Gugliotti condannato per le offese a Di Pippa

Il Tribunale di Taranto riconosce tre episodi offensivi, tra cui dichiarazioni a sfondo omofobo. L'attuale primo cittadino: “Giustizia è fatta dopo 5 anni”

Gianni Di Pippa

Gianni Di Pippa

CASTELLANETA - Si chiude con una condanna una vicenda giudiziaria durata 5 anni che ha visto contrapposti l’attuale sindaco Gianni Di Pippa e l’ex primo cittadino Giovanni Gugliotti. A darne notizia è stato lo stesso Di Pippa attraverso i propri canali social, esprimendo soddisfazione per l’esito del procedimento.

Dopo 5 anni di battaglia giudiziaria oggi posso finalmente dire che giustizia è fatta”, ha dichiarato il sindaco, sottolineando come il Tribunale di Taranto abbia accertato la responsabilità di Giovanni Gugliotti per una serie di offese ritenute gravi e reiterate.

La sentenza, pronunciata il 21 aprile dal giudice Valentina Sara Ruscigno, ha individuato 3 distinti episodi.
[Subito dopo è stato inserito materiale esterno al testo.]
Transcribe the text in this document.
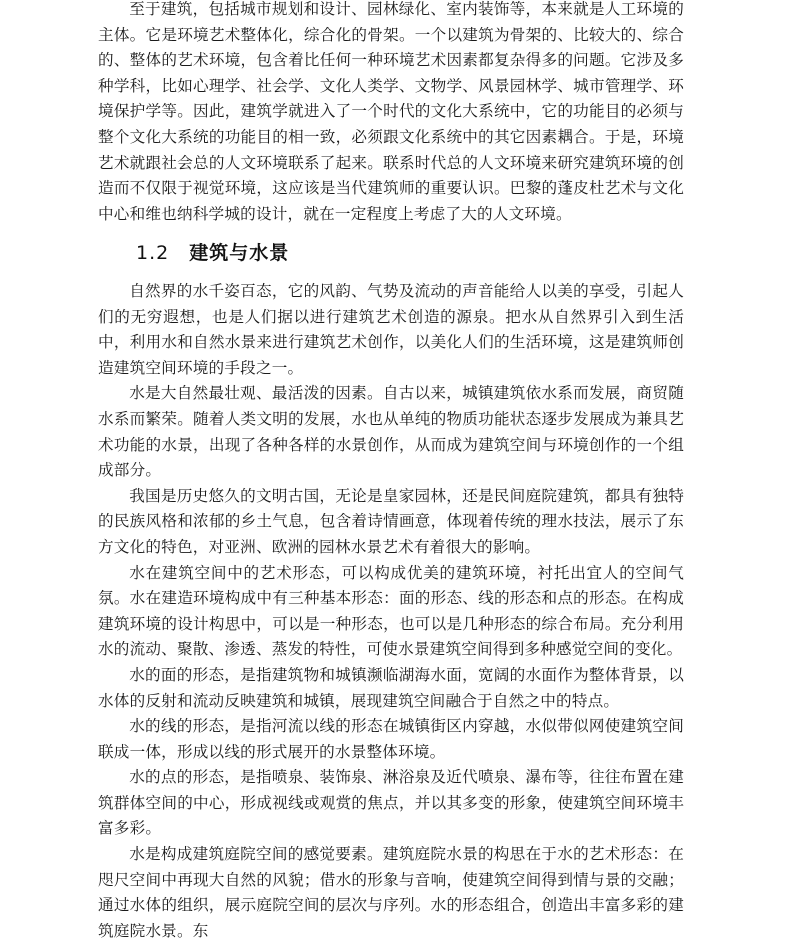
至于建筑，包括城市规划和设计、园林绿化、室内装饰等，本来就是人工环境的主体。它是环境艺术整体化，综合化的骨架。一个以建筑为骨架的、比较大的、综合的、整体的艺术环境，包含着比任何一种环境艺术因素都复杂得多的问题。它涉及多种学科，比如心理学、社会学、文化人类学、文物学、风景园林学、城市管理学、环境保护学等。因此，建筑学就进入了一个时代的文化大系统中，它的功能目的必须与整个文化大系统的功能目的相一致，必须跟文化系统中的其它因素耦合。于是，环境艺术就跟社会总的人文环境联系了起来。联系时代总的人文环境来研究建筑环境的创造而不仅限于视觉环境，这应该是当代建筑师的重要认识。巴黎的蓬皮杜艺术与文化中心和维也纳科学城的设计，就在一定程度上考虑了大的人文环境。

1.2 建筑与水景

自然界的水千姿百态，它的风韵、气势及流动的声音能给人以美的享受，引起人们的无穷遐想，也是人们据以进行建筑艺术创造的源泉。把水从自然界引入到生活中，利用水和自然水景来进行建筑艺术创作，以美化人们的生活环境，这是建筑师创造建筑空间环境的手段之一。

水是大自然最壮观、最活泼的因素。自古以来，城镇建筑依水系而发展，商贸随水系而繁荣。随着人类文明的发展，水也从单纯的物质功能状态逐步发展成为兼具艺术功能的水景，出现了各种各样的水景创作，从而成为建筑空间与环境创作的一个组成部分。

我国是历史悠久的文明古国，无论是皇家园林，还是民间庭院建筑，都具有独特的民族风格和浓郁的乡土气息，包含着诗情画意，体现着传统的理水技法，展示了东方文化的特色，对亚洲、欧洲的园林水景艺术有着很大的影响。

水在建筑空间中的艺术形态，可以构成优美的建筑环境，衬托出宜人的空间气氛。水在建造环境构成中有三种基本形态：面的形态、线的形态和点的形态。在构成建筑环境的设计构思中，可以是一种形态，也可以是几种形态的综合布局。充分利用水的流动、聚散、渗透、蒸发的特性，可使水景建筑空间得到多种感觉空间的变化。

水的面的形态，是指建筑物和城镇濒临湖海水面，宽阔的水面作为整体背景，以水体的反射和流动反映建筑和城镇，展现建筑空间融合于自然之中的特点。

水的线的形态，是指河流以线的形态在城镇街区内穿越，水似带似网使建筑空间联成一体，形成以线的形式展开的水景整体环境。

水的点的形态，是指喷泉、装饰泉、淋浴泉及近代喷泉、瀑布等，往往布置在建筑群体空间的中心，形成视线或观赏的焦点，并以其多变的形象，使建筑空间环境丰富多彩。

水是构成建筑庭院空间的感觉要素。建筑庭院水景的构思在于水的艺术形态：在咫尺空间中再现大自然的风貌；借水的形象与音响，使建筑空间得到情与景的交融；通过水体的组织，展示庭院空间的层次与序列。水的形态组合，创造出丰富多彩的建筑庭院水景。东
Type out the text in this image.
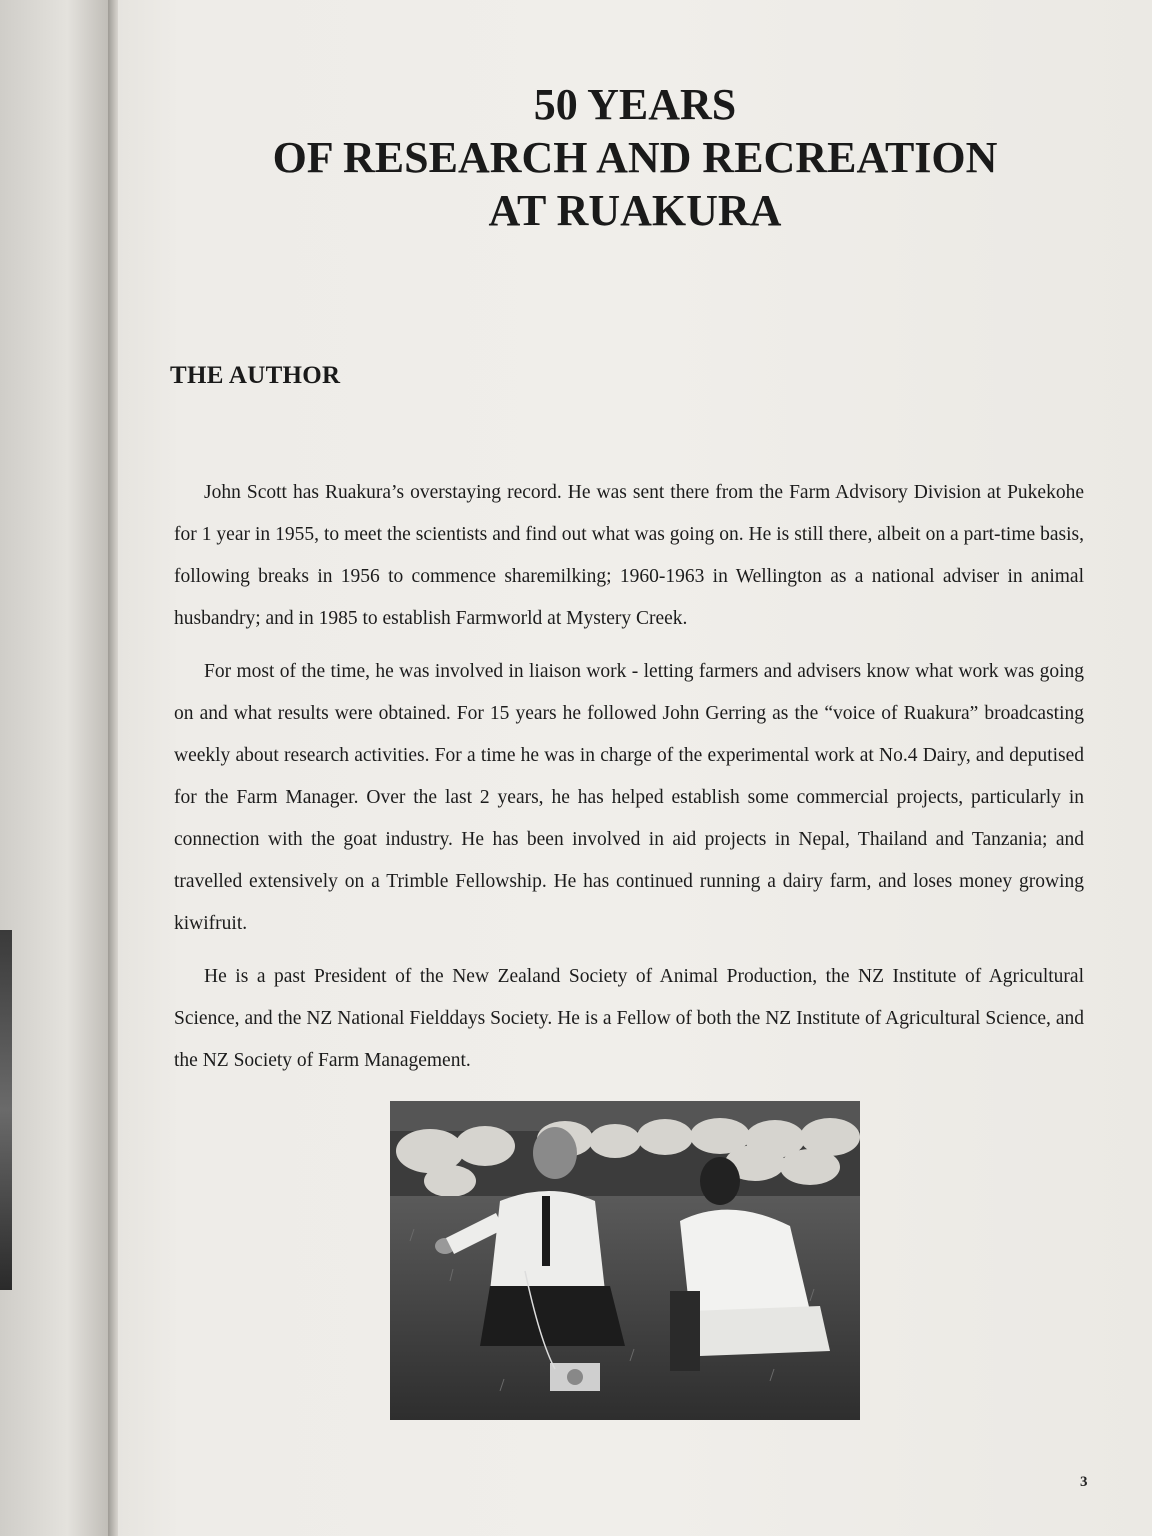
50 YEARS
OF RESEARCH AND RECREATION
AT RUAKURA
THE AUTHOR

John Scott has Ruakura’s overstaying record. He was sent there from the Farm Advisory Division at Pukekohe for 1 year in 1955, to meet the scientists and find out what was going on. He is still there, albeit on a part-time basis, following breaks in 1956 to commence sharemilking; 1960-1963 in Wellington as a national adviser in animal husbandry; and in 1985 to establish Farmworld at Mystery Creek.

For most of the time, he was involved in liaison work - letting farmers and advisers know what work was going on and what results were obtained. For 15 years he followed John Gerring as the “voice of Ruakura” broadcasting weekly about research activities. For a time he was in charge of the experimental work at No.4 Dairy, and deputised for the Farm Manager. Over the last 2 years, he has helped establish some commercial projects, particularly in connection with the goat industry. He has been involved in aid projects in Nepal, Thailand and Tanzania; and travelled extensively on a Trimble Fellowship. He has continued running a dairy farm, and loses money growing kiwifruit.

He is a past President of the New Zealand Society of Animal Production, the NZ Institute of Agricultural Science, and the NZ National Fielddays Society. He is a Fellow of both the NZ Institute of Agricultural Science, and the NZ Society of Farm Management.

3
In particolare, sono state riconosciute frasi offensive pronunciate nel corso di 2 sedute del consiglio comunale, oltre a un ulteriore episodio verificatosi durante una riunione dei capigruppo, quando Di Pippa ricopriva il ruolo di consigliere comunale, caratterizzato – secondo quanto riferito – da allusioni a sfondo omofobo.

Giovanni Gugliotti

Nel dispositivo, il giudice evidenzia che “la condotta del Gugliotti si colloca del tutto al di fuori del perimetro del confronto politico amministrativo, risolvendosi in una manifestazione offensiva, priva di qualsivoglia attinenza con l’interesse pubblico”.

A seguito della decisione, l’ex sindaco è stato condannato al pagamento di una sanzione pecuniaria e delle spese processuali, oltre all’obbligo di pubblicare la sentenza sia su una testata giornalistica sia sui propri profili social, misura ritenuta necessaria per garantire una forma di riparazione nel medesimo contesto comunicativo in cui si sarebbe verificata la lesione.

Nel suo intervento, Di Pippa ha evidenziato anche il valore personale della pronuncia: “Questa è una giustizia che, pur non potendo cancellare quanto accaduto, riconosce le sofferenze subite da me, dalla mia famiglia e dai miei affetti”, aggiungendo che il provvedimento rappresenta un riconoscimento dei danni non patrimoniali subiti.

Il sindaco ha poi rivolto un ringraziamento al proprio legale, l’avvocata Pasqualina Putignano, per l’attività svolta durante l’intero iter giudiziario, sottolineando professionalità e determinazione.

Infine, Di Pippa ha ribadito il significato più ampio della vicenda: “Questa vicenda non è solo personale: riguarda il rispetto che deve caratterizzare il confronto democratico e il ruolo delle Istituzioni”, rimarcando come la critica politica non possa mai trasformarsi in offesa personale.